CioccoTuscia: Viterbo al “cioccolato”, impossibile resistere. Boom di visitatori.
Viterbo – Buona come la cioccolata. Viterbo per lo scorso week end è stata come un bel dolce da assaporare. Da scoprire, da conoscere, da gustarsi. Merito del CioccoTuscia, un evento organizzato fino allo scorso anno a Caprarola e trasferitosi quest’anno a Viterbo. Nel capoluogo della Tuscia, logisticamente, forse, più favorevole a un maggior afflusso di persone, la decima edizione dell’iniziativa ha registrato un ottimo successo, visibile in questi due giorni nelle location affollate. Del resto la cioccolata ha il suo fascino. E se l’abbini a una città ammirevole dal punto di vista scenografico, stimolante per chi la scopre per la prima volta con la sua storia a volte schiva e misteriosa, il gioco è fatto. Il CioccoTuscia a Viterbo può ben rappresentare un evento su cui puntare anche negli anni futuri per rivitalizzare il centro storico e per creare un ulteriore volano promozionale turistico. “Un successo da record – dice l’organizzatore Andrea Sorrenti di A.S. Eventi -. L’iniziativa si è svolta a Viterbo presso Piazza S.Lorenzo e su due piani all’interno dello storico Palazzo di Papi. Domenica 20 ottobre la conclusione. Mi sento di dire che abbiamo registrato un successo mai riscosso in precedenza, con presenze da record per la manifestazione e per Viterbo in questo periodo.

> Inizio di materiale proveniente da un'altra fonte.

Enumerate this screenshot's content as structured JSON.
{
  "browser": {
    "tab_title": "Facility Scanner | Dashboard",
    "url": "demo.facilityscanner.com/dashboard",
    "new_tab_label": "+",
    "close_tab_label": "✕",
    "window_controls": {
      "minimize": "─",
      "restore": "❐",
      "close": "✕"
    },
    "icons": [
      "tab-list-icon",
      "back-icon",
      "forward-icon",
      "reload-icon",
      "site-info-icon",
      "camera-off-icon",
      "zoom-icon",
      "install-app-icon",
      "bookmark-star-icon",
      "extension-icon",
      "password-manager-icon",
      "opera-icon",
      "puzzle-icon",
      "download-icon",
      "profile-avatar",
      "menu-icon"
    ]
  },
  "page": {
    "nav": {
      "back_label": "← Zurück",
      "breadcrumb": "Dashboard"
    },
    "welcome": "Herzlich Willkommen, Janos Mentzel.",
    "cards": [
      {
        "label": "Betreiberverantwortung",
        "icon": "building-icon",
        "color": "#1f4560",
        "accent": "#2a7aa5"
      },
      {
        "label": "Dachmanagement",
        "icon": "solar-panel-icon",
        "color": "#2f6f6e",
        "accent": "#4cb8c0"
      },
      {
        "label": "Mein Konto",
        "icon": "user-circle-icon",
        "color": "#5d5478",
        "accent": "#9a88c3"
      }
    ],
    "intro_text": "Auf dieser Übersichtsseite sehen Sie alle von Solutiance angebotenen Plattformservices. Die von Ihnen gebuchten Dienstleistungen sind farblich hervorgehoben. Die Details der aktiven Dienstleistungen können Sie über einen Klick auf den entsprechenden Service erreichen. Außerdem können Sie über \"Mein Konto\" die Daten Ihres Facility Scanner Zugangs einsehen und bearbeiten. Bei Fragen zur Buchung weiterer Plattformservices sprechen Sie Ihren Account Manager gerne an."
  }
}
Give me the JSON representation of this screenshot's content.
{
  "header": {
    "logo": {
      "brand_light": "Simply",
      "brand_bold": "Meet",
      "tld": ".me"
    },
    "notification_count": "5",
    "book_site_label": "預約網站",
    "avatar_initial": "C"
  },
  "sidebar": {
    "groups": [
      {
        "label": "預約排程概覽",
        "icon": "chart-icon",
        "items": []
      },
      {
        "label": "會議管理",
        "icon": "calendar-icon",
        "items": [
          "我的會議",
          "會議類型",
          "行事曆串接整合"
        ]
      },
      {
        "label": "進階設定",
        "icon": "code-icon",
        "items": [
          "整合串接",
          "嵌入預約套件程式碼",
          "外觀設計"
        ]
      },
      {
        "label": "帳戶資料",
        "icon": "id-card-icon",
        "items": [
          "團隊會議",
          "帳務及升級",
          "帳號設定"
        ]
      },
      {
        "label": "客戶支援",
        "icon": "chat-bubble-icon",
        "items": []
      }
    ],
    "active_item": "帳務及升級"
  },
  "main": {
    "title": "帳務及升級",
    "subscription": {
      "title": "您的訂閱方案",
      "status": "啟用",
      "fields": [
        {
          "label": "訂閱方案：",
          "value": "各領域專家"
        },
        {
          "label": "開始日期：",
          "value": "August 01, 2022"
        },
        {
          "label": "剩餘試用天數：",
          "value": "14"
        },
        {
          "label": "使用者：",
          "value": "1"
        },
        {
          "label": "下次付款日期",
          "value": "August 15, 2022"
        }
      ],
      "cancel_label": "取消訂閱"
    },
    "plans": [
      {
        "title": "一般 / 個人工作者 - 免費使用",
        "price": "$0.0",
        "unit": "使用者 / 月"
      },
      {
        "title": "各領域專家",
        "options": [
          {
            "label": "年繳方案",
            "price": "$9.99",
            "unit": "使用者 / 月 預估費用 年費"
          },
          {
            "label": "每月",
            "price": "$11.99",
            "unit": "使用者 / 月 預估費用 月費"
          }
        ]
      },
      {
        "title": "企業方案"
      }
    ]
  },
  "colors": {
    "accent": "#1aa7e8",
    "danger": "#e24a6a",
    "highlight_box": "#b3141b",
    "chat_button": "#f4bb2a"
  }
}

Migliaia e migliaia di visitatori si sono alternati in un via vai continuo dall’inizio alla fine dei due giorni, affollando tutti gli spazi dedicati alla manifestazione e trascorrendo piacevolmente il week-end allietati dalle tante attività in programma organizzate da CioccoTuscia: stand di cioccolato e di dolci con aziende quasi tutte del territorio con le loro eccellenze, show cooking di pasticceri professionisti, laboratori didattici di disegno, di ceramica, sulla natura e di pasticceria, mostre fotografiche, percorsi sulla storia del cioccolato, percorsi sensoriali, l’angolo della lettura, attività di animazione con giochi gonfiabili, giochi in legno e palloncini, esibizioni di sbandieratrici, tamburi e figuranti storici, artisti di strada, la fattoria didattica con allestimenti floro-vivaistici, istallazioni permanenti e area food con graziose casette in legno.
La grande partecipazione della cittadinanza e dei turisti che hanno invaso Viterbo – prosegue Sorrenti – sono la testimonianza che CioccoTuscia è ormai un appuntamento ricorrente di enorme interesse atteso e apprezzato da molti e che ogni anno cresce grazie alle varie collaborazioni create tra istituzioni, associazioni, partner, sponsor, fornitori, staff, ospiti, chef professionisti, operatori del settore food che con il coordinamento generale degli organizzatori riescono ad esprimere al meglio i loro punti di forza.
In particolare si registra la premiazione del giornalista Claudio Brachino con la Statuetta d’Oro in qualità di ambasciatore della Tuscia e la consegna di una targa al merito a Massimo Pacelli piccolo pasticcere vincitore di Junior Bake Off Italia”. Gli organizzatori rinnovano l’invito alla “prossima edizione nel 2020 con CioccoTuscia sempre a Viterbo”.